Solid Converter PDF is document reconstruction software from Solid Documents which converts PDF files to editable formats. Originally released for the Microsoft Windows operating system, a Mac OS X version was released in 2010. The current versions are Solid Converter PDF 9.0 for Windows and Solid PDF to Word for Mac 2.1. The same technology used by the product's Solid Framework SDK is licensed by Adobe for Acrobat X.

==History==
By the second version's release in early 2004, Solid Converter PDF was noted for its focus on editing and recapturing content from previously-inaccessible PDF files. The release of v4 in May 2008 introduced a transition away from its original wizard interface to a WYSIWYG user interface, allowing for direct editing of PDFs. In December 2010, release of version 7 included several product feature enhancements including table editing and workflow improvements, recover text markup, extract PDF to .csv, and selective conversion.
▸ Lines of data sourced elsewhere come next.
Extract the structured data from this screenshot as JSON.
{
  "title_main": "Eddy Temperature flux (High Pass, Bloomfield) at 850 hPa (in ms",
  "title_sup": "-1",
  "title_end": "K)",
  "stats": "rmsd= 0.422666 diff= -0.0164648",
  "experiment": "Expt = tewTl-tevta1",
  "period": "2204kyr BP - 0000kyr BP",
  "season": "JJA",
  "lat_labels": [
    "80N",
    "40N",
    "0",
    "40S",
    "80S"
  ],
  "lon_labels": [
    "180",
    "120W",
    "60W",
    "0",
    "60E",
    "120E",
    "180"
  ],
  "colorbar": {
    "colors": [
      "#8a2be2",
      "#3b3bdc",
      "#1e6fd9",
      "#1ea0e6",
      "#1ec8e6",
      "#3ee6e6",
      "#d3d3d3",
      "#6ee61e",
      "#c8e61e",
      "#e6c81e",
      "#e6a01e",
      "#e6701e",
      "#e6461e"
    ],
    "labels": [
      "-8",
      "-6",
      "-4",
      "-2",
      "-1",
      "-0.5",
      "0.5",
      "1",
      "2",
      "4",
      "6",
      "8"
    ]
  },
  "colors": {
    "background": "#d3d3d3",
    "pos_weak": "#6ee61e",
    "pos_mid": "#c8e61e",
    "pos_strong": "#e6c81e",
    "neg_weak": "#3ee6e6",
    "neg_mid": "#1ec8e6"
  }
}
Version 8.0 released in early 2013 includes a simplified user interface and a Microsoft Word ribbon add-in which allows users to quickly access the scan to Word feature. Relying on multi-core processors, performance has been improved for batch file conversions and time intensive OCR. Focusing on feature integration and conversion improvements, version 9.0 released in June 2014 adds data recovery from scanned PDFs into Microsoft Excel.

==Features==
Solid Converter PDF's supported conversion formats include Microsoft Word .docx and .doc, .rtf, Microsoft Excel .xlsx, .xml, Microsoft PowerPoint .pptx, .html and .txt. Besides converting PDF files to document file formats for editing, users may also edit PDFs directly in the program. It preserves the original layout and formatting during conversion and emphasizes a simple, easy-to-use interface. Other features include table recovery, hyperlink detection, adding watermarks, rearranging pages, and PDF creation. Version 7 no longer requires Microsoft Office to be installed to convert to Office Open XML formats. Version 9.0 includes conversion improvements, legacy driver support, integrated features, and less comples XML output.

==Mac OS X version==
Solid Documents released Solid PDF to Word for Mac, its first product for the Mac OS X operating system, in April 2010, and an updated version was released in November 2014 to include support for OS X 10.10 (Yosemite). It has many of the same features as Solid Converter PDF including conversion to Word and Excel formats, page layout preservation, OCR, and batch conversion. Unlike the Windows version, Solid PDF to Word is able to convert to iWork Pages format and utilizes an Open File dialog interface (similar to early Solid Converter PDF incarnations) instead of the full WYSIWYG editor. System requirements include Mac OS X v10.7 or later and iWork to convert to .pages format.